Author: Andy Jenkins



A generator-based tool and framework for piping log data (and other sources) from inputs to outputs,
with any number of filters in between.

Pypelogs is modeled after the Unix shell: it's fed from an input file or STDIN, sends input through any number
of filters, then outputs to STDOUT or a specified sink. Internally, pypelogs is treating each input line
as an "event" (a Python dict object), similar to Logstash or other event processors that work on JSON objects.
Pypelogs can input and output data as either plain text or JSON.  Many other output options are possible
(e.g. output events as documents into a MongoDB instance).

Pypelogs makes extensive use of Python generators.  This benefits in a few ways:
* New directives are very easy to create.  Many are less that 20 lines of code.
* Event processing is very efficient.  Events are 'pulled' through the system, so that if the
output is blocked for any reason, then the tool simply stops reading in more data.

## Installation

Pypelogs can be installed via Pip. (coming soon...)

## Usage

Pypelogs installs itself as `pl` (coming soon...).  The syntax is as follows:

    $ pl input [filter1 filter2 ... filterN] [output]

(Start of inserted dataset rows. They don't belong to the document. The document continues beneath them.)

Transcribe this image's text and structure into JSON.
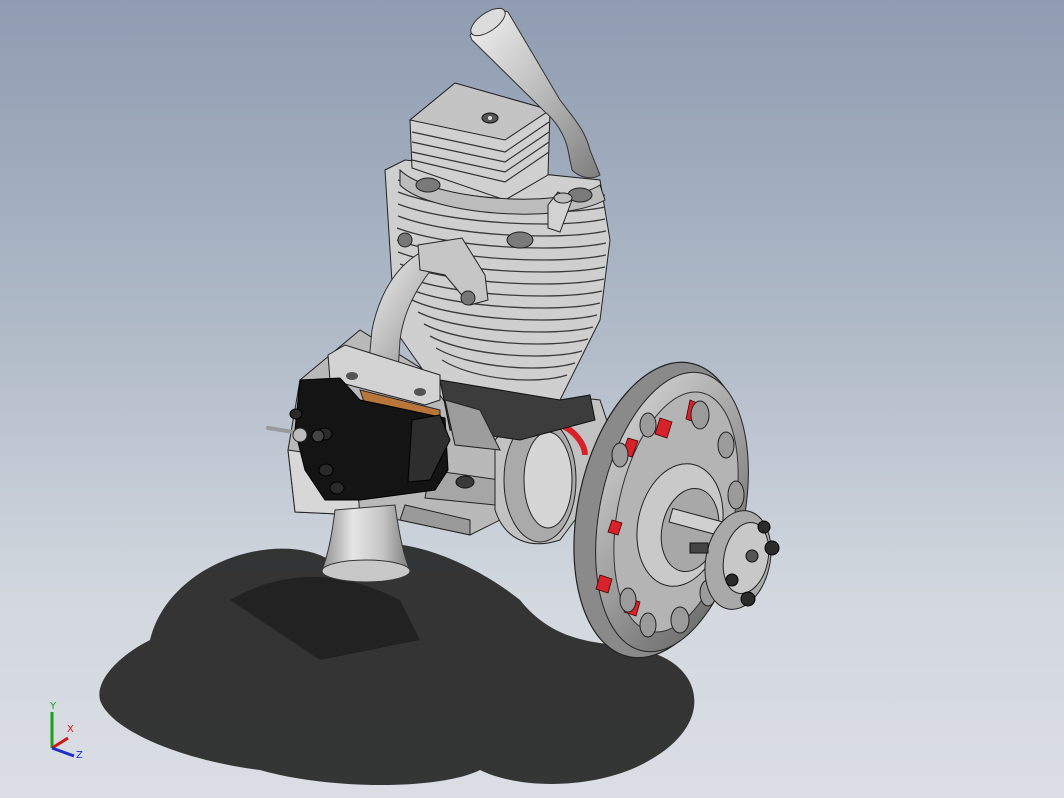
{
  "viewport": {
    "background_top": "#8f9cb1",
    "background_bottom": "#dadee4"
  },
  "model": {
    "body_color": "#c9c9c9",
    "dark_color": "#2a2a2a",
    "accent_red": "#d8222a",
    "gasket_color": "#b8763a",
    "black_part": "#111111"
  },
  "triad": {
    "x_label": "X",
    "y_label": "Y",
    "z_label": "Z",
    "x_color": "#d01818",
    "y_color": "#1aa01a",
    "z_color": "#1a30c8"
  }
}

* The first argument is an input.  It tells pypelogs where and how to parse events from a source.
* After that, one or more filters are supplied.  Filters transform the input events.
* Optionally, an output is specified.  If the output is omitted, then pypelogs will output JSON to STDOUT.

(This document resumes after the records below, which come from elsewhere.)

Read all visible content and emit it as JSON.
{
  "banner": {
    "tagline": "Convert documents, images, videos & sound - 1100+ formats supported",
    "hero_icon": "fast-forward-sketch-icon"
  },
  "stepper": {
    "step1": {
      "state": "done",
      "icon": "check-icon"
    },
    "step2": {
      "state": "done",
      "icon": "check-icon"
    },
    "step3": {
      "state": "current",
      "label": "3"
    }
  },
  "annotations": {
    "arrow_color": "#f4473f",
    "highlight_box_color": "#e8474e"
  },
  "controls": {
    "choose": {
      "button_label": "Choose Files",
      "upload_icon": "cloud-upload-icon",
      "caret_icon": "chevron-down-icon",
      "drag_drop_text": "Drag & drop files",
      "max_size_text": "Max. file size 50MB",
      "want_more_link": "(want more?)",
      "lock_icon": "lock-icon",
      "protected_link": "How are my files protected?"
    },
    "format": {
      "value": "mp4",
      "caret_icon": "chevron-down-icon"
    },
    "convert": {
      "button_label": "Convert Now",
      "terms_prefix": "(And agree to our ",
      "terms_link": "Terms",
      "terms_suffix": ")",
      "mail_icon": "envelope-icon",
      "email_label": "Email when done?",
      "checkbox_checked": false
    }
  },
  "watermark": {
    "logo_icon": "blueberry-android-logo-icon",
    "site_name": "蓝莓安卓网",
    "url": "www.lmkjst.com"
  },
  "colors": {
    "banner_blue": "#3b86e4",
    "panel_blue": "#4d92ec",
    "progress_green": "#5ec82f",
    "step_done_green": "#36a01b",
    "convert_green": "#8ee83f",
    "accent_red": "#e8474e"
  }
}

## Example 1 - Basic text processing

Pypelogs can do stream processing similar to the Unix command line.
As a basic example, let's find all of the directories in my PC documents that contain a `.jpg` file.
This example could be accomplished with a perl one-liner; the point here is to demonstrate the
ability to compose pypelogs directives:

    $ find Documents -name '*.jpg' | pl text split:text,/,dir=[0:-1] groupby:dir bucket:0 keep:dir

The first part is just the Cygwin find, which will list all `*.jpg` files under the named path.  Here is
what pypelogs does:

1. `text` - Parse STDIN as text, creating a new event (Python dict) per line.  Each event has a single field
   called `text` which is the text of the line
1. `split:text,/,dir=[0:-1]` - Split the `text` field of each incoming event at the `/` character.  Join back
   the first through next-to-last elements and assign it to `dir`.  Each event now has a `dir` field indicating
   the parent directory of the file.
1. `groupby:dir` - Group incoming events by the value of the `dir` field (so that events with the same value
   of `dir` are condensed.  This will slurp in all incoming events and yield a single list as output containing
   the discovered dirs, and the number of events for each (the `count` field)
1. `bucket:0` - The `groupby` filter turned our event stream into a bucket (list of dict objects).  Convert
   it back to a stream of individual events.
1. `keep:dir` - Keep only the `dir` field of each event.  In this case, the original `text` field and the `count`
   field are stripped

The output looks something like the following:

    {"dir": "Documents/PC/OldPC/UVA Club/newsletter 02"}
    {"dir": "Documents/PC/HoldMail.jsp_files"}
    {"dir": "Documents/Personal/Kenneth Robert/Contributions_files"}

Oops, let's sort by directory name.  The command is the same, but with an extra filter on the end to sort:

    $ find Documents -name '*.jpg' | pl text split:text,/,dir=[0:-1] groupby:dir bucket:0 keep:dir sort:dir

Note the added filter to sort by the `dir` field.  Now output looks something like the following:

    {"dir": "Documents/Eve/Penguin Movie"}
    {"dir": "Documents/Gear11"}
    {"dir": "Documents/Mom Finances"}
    {"dir": "Documents/Mom Finances/Check scans"}
    {"dir": "Documents/PC"}
    {"dir": "Documents/PC/Baby Stuff"}

Maybe we want to feed this list into xargs to do some more processing.  Let's add an output filter to convert
the events to simple text strings:

    $ find Documents -name '*.jpg' | pl text split:text,/,dir=[0:-1] groupby:dir bucket:0 keep:dir sort: